Attesa lungamente da noi fan da prima dei Defenders, finalmente il 19 ottobre Netflix ci ha regalato la terza stagione di Daredevil, e non mi vergogno ad ammettere di essere stata così coinvolta dalle vicende da aver guardato gli episodi persino in palestra fra un tapis roulant e una cyclette (20 minuti sono molti da occupare quindi: perché non scaricare Netflix persino sul cellulare?).

Dopo una seconda stagione che, per quanto bella, ha comunque un po’ deluso le aspettative, Netflix ci colpisce al cuore con una terza stagione che ha sbaragliato e superato qualsiasi cosa io mi aspettassi.

Da un po’ di tempo, vista la tendenza del canale a far fuori serie tv, vivo nel terrore che possa cancellare proprio questa, ma confido che la bellezza della serie e l’entusiasmo dei fan contribuiscano a mantenerla in vita ancora un po’.

Sono stati 13 episodi intensissimi: ricchi di azione, emozione e suspance. Molto ben scritta la sceneggiatura (ben pochi errori e nessun episodio noioso), ottimi gli interpreti. La stagione, per quanto mi riguarda, è promossa a pieni voti.

Protagonista incontrastato è stato senza dubbio lui: Wilson Fisk e il suo interprete, l’immenso Vincent d’Onofrio. Non credo si renda abbastanza merito alla bravura di questo attore, e spero che un giorno ciò avvenga. Wilson Fisk non sarebbe lo stesso senza di lui: dall’incredibile uso che fa della sua fisicità alla modulazione della voce (quel parlare basso, a denti stretti, in perenne gestione della propria natura brutale), alle micro-espressioni più eloquenti di mille parole.

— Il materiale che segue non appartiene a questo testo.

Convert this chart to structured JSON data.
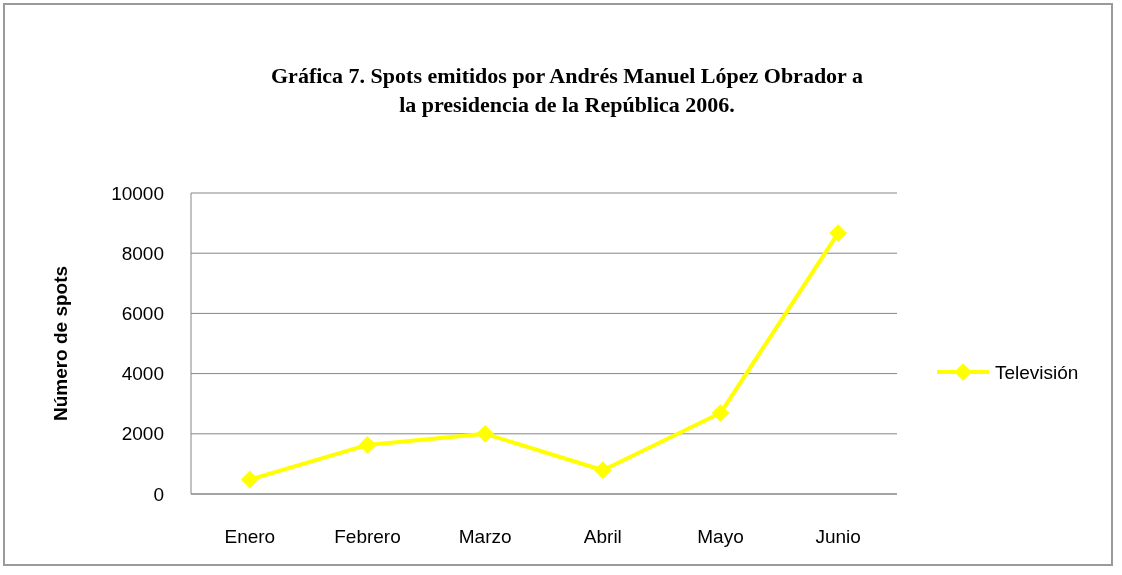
{
  "chart_data": {
    "type": "line",
    "title": "Gráfica 7. Spots emitidos por  Andrés Manuel López Obrador a la presidencia de la República 2006.",
    "ylabel": "Número de spots",
    "categories": [
      "Enero",
      "Febrero",
      "Marzo",
      "Abril",
      "Mayo",
      "Junio"
    ],
    "series": [
      {
        "name": "Televisión",
        "color": "#ffff00",
        "values": [
          480,
          1630,
          2000,
          790,
          2690,
          8670
        ]
      }
    ],
    "ylim": [
      0,
      10000
    ],
    "yticks": [
      0,
      2000,
      4000,
      6000,
      8000,
      10000
    ],
    "grid": "y",
    "legend": "right",
    "marker": "diamond",
    "line_style": "solid"
  }
}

Ciò che rende assolutamente eccezionale il suo ritratto del villain è proprio la capacità che ha – agevolato da una sceneggiatura curata nei minimi dettagli – di essere il Mostro che manipola un’intera città e che conserva in sé una violenza inaudita, ma anche l’uomo innamorato di Vanessa che con un dialogo ai limiti del paradossale (visto che proveniva dalla voce di un uomo bestia) riesce a descrivere il suo amore con parole degne di un poeta.

Lungo il corso della stagione lo spettatore si ritrova come Foggy e Karen: intrappolato in una spirale in cui si rende conto di quanto Fisk sia pericoloso ma allo stesso tempo senza riuscire a capire cosa stia tramando.

La sceneggiatura è riuscita a rendere l’infiltrazione di Kingpin in ogni singolo angolo della società con sinistra maestria: solo molto avanti nelle puntate lo spettatore si accorge che Fisk è ovunque, e che l’FBI è stato manipolato con eccezionale bravura dalla mente astuta del criminale.

Lo sguardo sconvolto di Nadeem che entra nell’attico e si accorge che l’uomo agli arresti domiciliari vive nel lusso sfrenato, è lo sguardo dello spettatore che, impotente, assiste al ritorno sulla scena di un uomo che ha solo finto di essere sconfitto, salvo poi risorgere dalle proprie ceneri come una crudele fenice.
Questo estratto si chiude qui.